Die älteren Kinder saßen in hölzernen Schulbänken, in denen sich Aussparungen für die Tintenfässer befanden. Der Lehrer stand an einem Katheder, klemmte sich sein Monokel vor das Auge und sah von oben auf die Schüler herab.

Gleich am ersten Tag lernten sie fünf Buchstaben. A, E, I, O und U. Im Rechnen stellte der Lehrer die Zahlen von 1 bis 5 vor und ließ die neuen Schulkinder Summen bilden. Zwei Äpfel und ein Apfel ergaben mithilfe von Daumen, Zeige- und Mittelfinger drei Äpfel. Emmy platzte fast vor Stolz, als der Lehrer ihr bedeutete, dass drei die richtige Lösung war. Nur dass Dörtje, die neben ihr saß, eine eigene Schiefertafel mit Holzumrandung auf den Tisch legte und dazu auch noch eine kleine Dose für das Schwämmchen, versetzte Emmy einen Stich. Was hätte sie alles für eine eigene Tafel mit einem Schwämmchen gegeben!

Auf dem Weg nach Hause dachte Emmy über den riesigen Globus nach, der vorne beim Lehrerpult stand. Zu gern hätte sie ihn wenigstens einmal gedreht, um zu sehen, wie viel Platz ihre Insel darauf einnahm.

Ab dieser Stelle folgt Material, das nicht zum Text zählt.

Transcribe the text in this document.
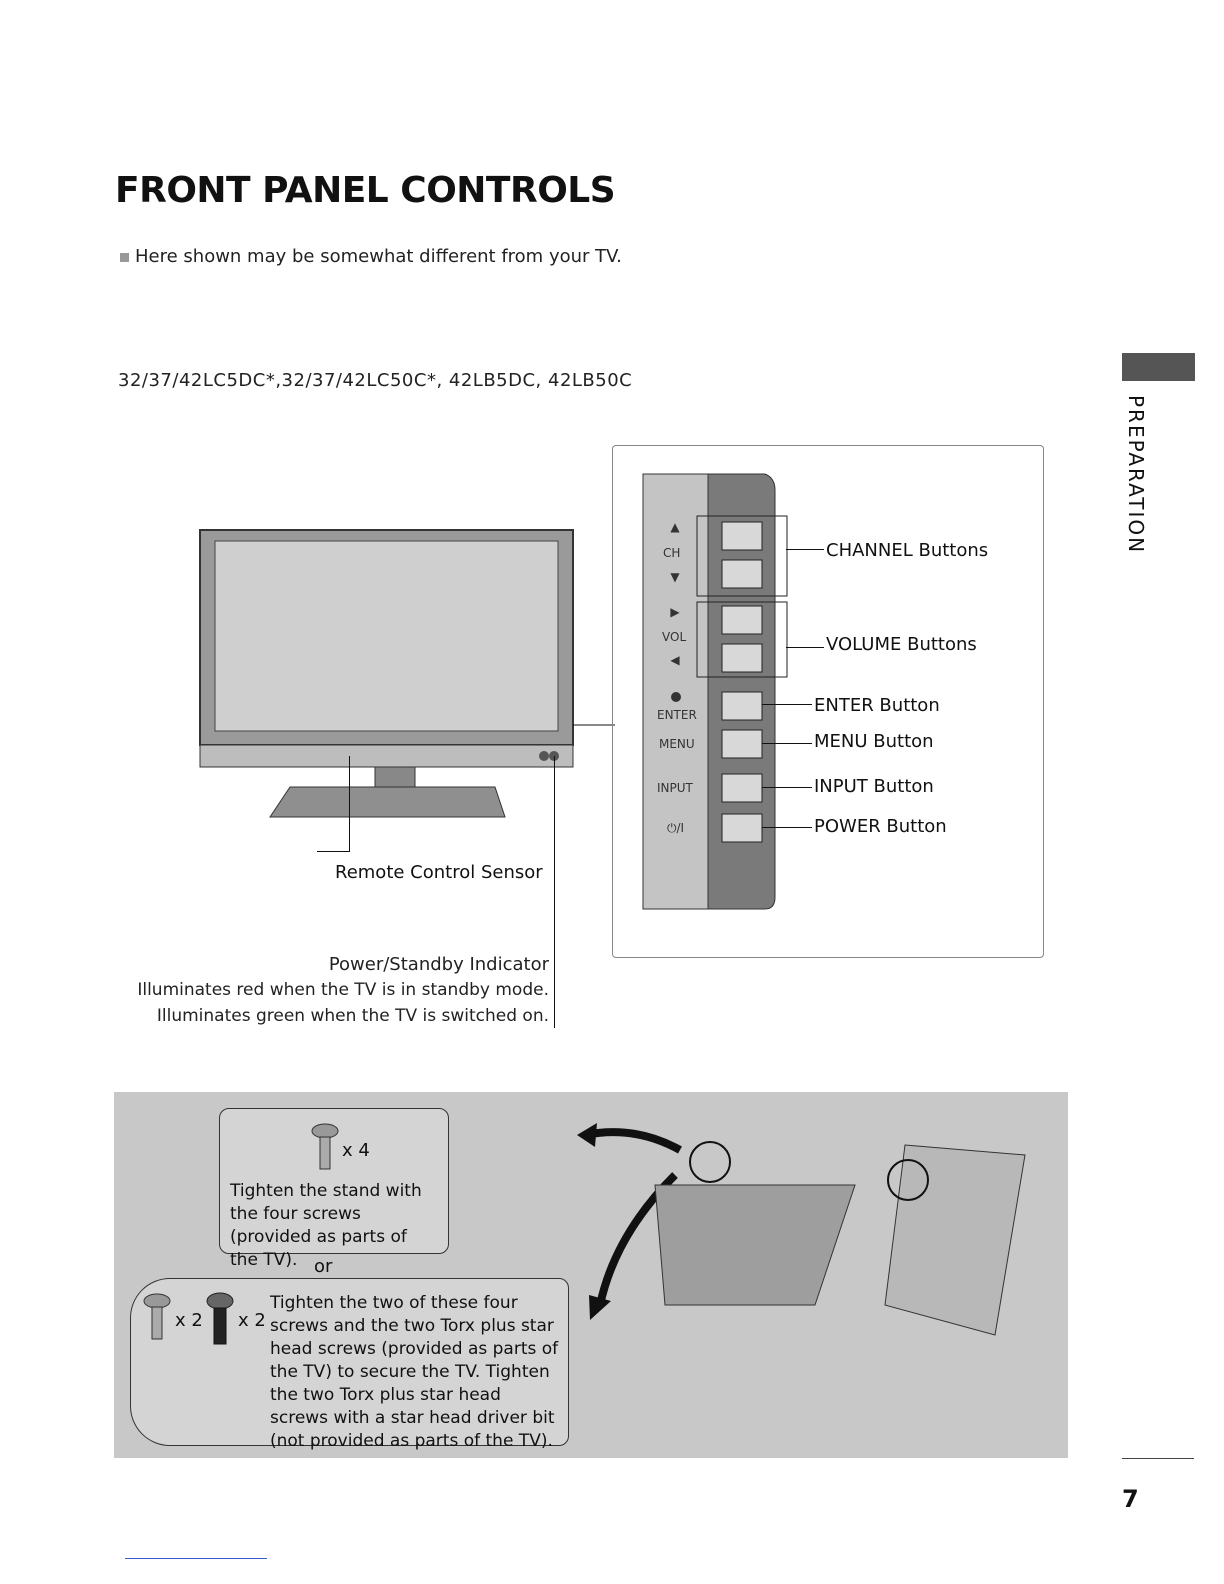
FRONT PANEL CONTROLS
Here shown may be somewhat different from your TV.
32/37/42LC5DC*,32/37/42LC50C*, 42LB5DC, 42LB50C
PREPARATION
Remote Control Sensor
Power/Standby Indicator
Illuminates red when the TV is in standby mode.
Illuminates green when the TV is switched on.
▲
▼
▶
◀
CH
VOL
ENTER
MENU
INPUT
⏻/I
CHANNEL Buttons
VOLUME Buttons
ENTER Button
MENU Button
INPUT Button
POWER Button
x 4
Tighten the stand with the four screws (provided as parts of the TV). or
x 2 x 2
Tighten the two of these four screws and the two Torx plus star head screws (provided as parts of the TV) to secure the TV. Tighten the two Torx plus star head screws with a star head driver bit (not provided as parts of the TV).
7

So weit, wie sie gehen musste, war es bestimmt ein großes Stück – vielleicht gar die halbe Weltkugel? Aber an den Globus durften nur die älteren Schüler treten und auch nur, wenn sie aufgerufen wurden. Für den nächsten Tag nahm Emmy sich vor, den Lehrer trotzdem zu fragen. Als sie den Hof erreichte, sah sie ihren Vater und ihre Mutter davor auf einem Baumstamm sitzen, Andries wie immer mit einer Pfeife im Mundwinkel. Den Stamm hatte er im letzten Winter mit dem Ackergaul aus dem Meer gezogen, ein Luxus auf der baumarmen Insel. Nach und nach hobelte Andries feine Stücke als Anzünder für den Bilegger ab, damit die Ditten besser Feuer fangen konnten.

Emmy rannte zu ihren Eltern und erzählte atemlos von Buchstaben und Zahlen, von dem riesigen Globus und von Dörtjes Schiefertafel.